Parlavamo poco, attoniti, stregati da quella bellezza scatenata da un sol uomo sulla tela.
Che emozioni si possono creare con mezzi poveri come quelli del pittore.
Al museo dei diamanti osservammo un artigiano lavorare. Le mani si muovevano lente attorno alle vecchie macchine, vestigia di un passato immutato. Finita la giornata, gli intagliatori se ne andarono ma gli attrezzi conservarono la magia. Sprigionavano il profumo del lavoro, lo stesso che aleggiava nella bottega di mio nonno falegname, insieme all’odore di colla e del legno. Ci piaceva, il lavoro fatto con le mani e con le macchine.
Dei diamanti non ce ne fregava niente, materia relativamente abbondante sul pianeta, resa preziosa poiché gestita da un monopolio.
Quasi all’uscita scoprimmo che a Canossa, provincia di Reggio Emilia, si trova una pietra rarissima, presente solo in pochi luoghi al mondo. Viene da chiedersi perché non sia quella lì la pietra preziosa.
Fuori c’era ancora sole e sedemmo in un piccolo parco ad uno dei tanti gazebo, mamme coi bambini, ragazzi con le morose, qualche impiegato di passaggio con la borsa e la giacca scura, le biciclette appoggiate agli alberi.

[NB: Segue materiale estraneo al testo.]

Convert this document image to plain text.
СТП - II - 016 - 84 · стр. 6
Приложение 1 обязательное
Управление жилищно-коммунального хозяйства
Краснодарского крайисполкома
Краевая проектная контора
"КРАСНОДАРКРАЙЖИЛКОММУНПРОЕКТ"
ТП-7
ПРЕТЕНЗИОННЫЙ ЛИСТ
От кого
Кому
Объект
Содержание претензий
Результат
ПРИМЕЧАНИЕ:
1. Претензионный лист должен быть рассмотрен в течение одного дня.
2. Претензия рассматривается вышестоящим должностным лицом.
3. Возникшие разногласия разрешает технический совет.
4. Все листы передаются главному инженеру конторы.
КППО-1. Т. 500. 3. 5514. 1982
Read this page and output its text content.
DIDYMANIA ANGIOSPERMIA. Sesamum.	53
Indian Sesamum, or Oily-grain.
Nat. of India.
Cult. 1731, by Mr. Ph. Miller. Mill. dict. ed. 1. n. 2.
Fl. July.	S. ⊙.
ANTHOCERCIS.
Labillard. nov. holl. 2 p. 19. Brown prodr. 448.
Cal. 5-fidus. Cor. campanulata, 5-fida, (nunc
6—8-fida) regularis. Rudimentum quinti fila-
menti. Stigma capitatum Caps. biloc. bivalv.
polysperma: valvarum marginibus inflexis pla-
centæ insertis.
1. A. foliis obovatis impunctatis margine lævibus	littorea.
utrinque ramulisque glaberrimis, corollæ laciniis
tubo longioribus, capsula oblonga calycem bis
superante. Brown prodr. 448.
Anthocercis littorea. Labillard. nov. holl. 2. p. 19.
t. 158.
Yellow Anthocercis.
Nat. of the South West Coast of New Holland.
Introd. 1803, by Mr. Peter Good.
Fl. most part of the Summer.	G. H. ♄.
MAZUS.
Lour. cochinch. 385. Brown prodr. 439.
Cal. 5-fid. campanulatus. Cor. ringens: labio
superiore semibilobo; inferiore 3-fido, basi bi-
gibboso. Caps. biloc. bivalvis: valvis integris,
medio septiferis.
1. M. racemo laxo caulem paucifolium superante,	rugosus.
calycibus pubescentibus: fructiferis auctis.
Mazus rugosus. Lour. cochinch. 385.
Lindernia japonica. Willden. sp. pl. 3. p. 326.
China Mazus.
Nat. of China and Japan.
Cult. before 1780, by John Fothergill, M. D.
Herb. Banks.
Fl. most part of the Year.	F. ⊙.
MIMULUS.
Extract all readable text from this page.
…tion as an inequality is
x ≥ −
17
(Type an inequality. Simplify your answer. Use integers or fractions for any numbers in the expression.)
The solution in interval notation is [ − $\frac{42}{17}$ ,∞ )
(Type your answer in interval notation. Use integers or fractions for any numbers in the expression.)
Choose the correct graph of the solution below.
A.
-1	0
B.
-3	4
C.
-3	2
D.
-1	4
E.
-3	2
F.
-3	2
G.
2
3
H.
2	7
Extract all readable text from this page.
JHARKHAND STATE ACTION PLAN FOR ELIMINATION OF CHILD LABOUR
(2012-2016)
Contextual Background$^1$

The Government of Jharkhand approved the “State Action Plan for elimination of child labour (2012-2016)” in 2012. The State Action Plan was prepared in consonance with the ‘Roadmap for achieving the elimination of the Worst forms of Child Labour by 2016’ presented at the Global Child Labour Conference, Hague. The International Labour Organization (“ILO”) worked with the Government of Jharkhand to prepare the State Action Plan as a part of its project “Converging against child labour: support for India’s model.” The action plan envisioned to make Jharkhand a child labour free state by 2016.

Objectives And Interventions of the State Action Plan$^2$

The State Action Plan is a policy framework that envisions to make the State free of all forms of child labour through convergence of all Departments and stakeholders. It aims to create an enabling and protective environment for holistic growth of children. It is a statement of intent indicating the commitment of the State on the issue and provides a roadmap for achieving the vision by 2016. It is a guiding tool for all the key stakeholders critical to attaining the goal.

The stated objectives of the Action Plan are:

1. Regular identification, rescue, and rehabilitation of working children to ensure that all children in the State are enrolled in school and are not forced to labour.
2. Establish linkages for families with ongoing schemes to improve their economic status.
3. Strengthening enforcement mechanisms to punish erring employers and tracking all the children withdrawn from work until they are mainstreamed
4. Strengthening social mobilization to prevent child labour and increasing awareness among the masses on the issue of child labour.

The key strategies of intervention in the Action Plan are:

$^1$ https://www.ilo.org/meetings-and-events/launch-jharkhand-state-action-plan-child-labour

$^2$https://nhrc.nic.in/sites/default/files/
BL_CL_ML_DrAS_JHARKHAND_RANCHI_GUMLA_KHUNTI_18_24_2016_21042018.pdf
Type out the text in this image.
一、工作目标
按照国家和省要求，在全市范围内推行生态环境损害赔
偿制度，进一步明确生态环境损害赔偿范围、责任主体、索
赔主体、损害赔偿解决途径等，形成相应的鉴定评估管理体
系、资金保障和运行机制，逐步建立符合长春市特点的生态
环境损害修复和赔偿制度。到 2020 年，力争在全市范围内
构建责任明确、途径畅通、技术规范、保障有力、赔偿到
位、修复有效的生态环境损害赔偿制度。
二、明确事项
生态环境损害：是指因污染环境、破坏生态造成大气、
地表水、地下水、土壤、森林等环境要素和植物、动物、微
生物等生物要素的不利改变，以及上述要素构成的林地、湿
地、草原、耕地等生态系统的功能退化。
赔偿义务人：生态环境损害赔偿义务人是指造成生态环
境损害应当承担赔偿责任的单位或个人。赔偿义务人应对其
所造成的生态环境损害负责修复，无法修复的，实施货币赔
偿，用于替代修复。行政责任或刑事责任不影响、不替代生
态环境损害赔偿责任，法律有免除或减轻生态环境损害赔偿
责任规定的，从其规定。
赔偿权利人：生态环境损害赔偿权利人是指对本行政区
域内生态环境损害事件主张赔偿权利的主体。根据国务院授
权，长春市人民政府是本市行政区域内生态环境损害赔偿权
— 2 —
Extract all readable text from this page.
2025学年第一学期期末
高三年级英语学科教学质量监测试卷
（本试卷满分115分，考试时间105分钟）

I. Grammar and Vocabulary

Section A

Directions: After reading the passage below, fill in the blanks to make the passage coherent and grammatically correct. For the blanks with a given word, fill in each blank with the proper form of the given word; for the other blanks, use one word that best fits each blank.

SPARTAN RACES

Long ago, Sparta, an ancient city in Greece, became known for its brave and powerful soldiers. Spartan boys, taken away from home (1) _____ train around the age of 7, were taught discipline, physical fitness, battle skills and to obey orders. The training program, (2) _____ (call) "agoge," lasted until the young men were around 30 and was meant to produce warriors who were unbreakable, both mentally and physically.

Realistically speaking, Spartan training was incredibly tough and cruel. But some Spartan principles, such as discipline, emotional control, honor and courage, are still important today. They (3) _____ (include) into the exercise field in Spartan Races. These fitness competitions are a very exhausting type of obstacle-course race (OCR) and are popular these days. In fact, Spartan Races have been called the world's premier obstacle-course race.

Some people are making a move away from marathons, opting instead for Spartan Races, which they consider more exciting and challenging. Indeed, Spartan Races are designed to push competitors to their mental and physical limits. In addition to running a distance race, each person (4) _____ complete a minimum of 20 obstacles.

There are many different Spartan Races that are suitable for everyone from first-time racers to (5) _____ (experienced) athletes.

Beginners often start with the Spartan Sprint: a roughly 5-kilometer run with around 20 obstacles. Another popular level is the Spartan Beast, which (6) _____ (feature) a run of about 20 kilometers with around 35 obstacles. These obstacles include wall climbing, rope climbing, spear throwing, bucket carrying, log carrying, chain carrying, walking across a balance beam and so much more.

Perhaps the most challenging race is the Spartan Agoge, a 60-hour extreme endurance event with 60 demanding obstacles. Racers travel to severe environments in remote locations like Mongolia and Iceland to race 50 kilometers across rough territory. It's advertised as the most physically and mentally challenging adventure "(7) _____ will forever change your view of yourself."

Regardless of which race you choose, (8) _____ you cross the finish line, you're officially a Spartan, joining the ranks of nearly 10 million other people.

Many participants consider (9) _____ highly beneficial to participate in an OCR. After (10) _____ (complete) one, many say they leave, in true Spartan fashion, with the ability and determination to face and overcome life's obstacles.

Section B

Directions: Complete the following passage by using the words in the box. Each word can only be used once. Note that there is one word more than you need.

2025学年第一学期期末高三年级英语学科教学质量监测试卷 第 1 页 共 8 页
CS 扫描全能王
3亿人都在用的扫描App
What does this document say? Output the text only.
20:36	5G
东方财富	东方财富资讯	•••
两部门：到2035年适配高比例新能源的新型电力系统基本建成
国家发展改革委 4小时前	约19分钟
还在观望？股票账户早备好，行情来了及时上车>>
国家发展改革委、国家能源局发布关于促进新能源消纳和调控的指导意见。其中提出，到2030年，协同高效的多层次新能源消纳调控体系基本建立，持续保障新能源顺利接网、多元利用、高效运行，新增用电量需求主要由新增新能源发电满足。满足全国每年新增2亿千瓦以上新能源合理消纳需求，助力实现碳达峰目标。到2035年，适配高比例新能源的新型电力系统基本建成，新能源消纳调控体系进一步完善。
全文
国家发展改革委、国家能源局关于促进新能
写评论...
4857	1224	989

Ad Amsterdam i palazzi della città vecchia sono quelli del dominio di un impero ma gli spazi sono parchi, tipici di chi ha dovuto prima rubare la terra al mare, gettando le fondamenta nella palude.
Ci dicevamo queste cose, Lino ed io. I nostri sogni da adulti volavano bassi ma li avevamo eccome, alcuni espressi con pudore per timore che la bolla di sapone si infrangesse.
Cristian mi ha regalato un’immagine dove Lino ed io siamo appoggiati alla balaustra di un ponte. Io sono chinato verso l’acqua che scorre e Lino guarda lontano, con quel suo sguardo che attraversa le cose e non si ferma mai.
Quando si è ammalato ed è tornato nella sua Senigallia per curarsi, non riuscivo a parlargli al telefono, temevo di scoppiare a piangere. C’era chi tra di noi aveva imparato dalle sue magistrali lezioni di vita e continuava a scherzare insieme a lui. Ridevano senza ritegno anche della morte per scongiurarne la presenza. Mi raccomando ragazzi, nella cassa gli altoparlanti li voglio girati verso l’interno.
Io a scherzare non ci riuscivo, perché della stessa malattia era morto Frank mentre gli tenevo la mano e ogni giorno era dominato dal magone.
Lino se ne è andato in punta di piedi. Venerdì si era fermato da lui Luca mentre da Parma tornava a casa, Sabato Lino aveva parlato al telefono con Giammario e gli aveva detto che stava andando all’ospedale per uno strano mal di stomaco. Non ha superato la Domenica, rapito da una banale setticemia. Inaspettato fulmine, mentre la sua malattia stava migliorando e si profilava ormai l’operazione.
Neanche un mese prima eravamo scesi in massa a Senigallia e Lino e Carla ci avevano portati da Uliassi. Fu un pranzo memorabile, avevamo il tavolo migliore, il tempo era splendido, la brezza leggera, il profumo del mare si miscelava a quello dei piatti.
Bevemmo e mangiammo, ridevamo di gusto e ci dimenticammo del mondo, come Lino ci aveva insegnato a fare.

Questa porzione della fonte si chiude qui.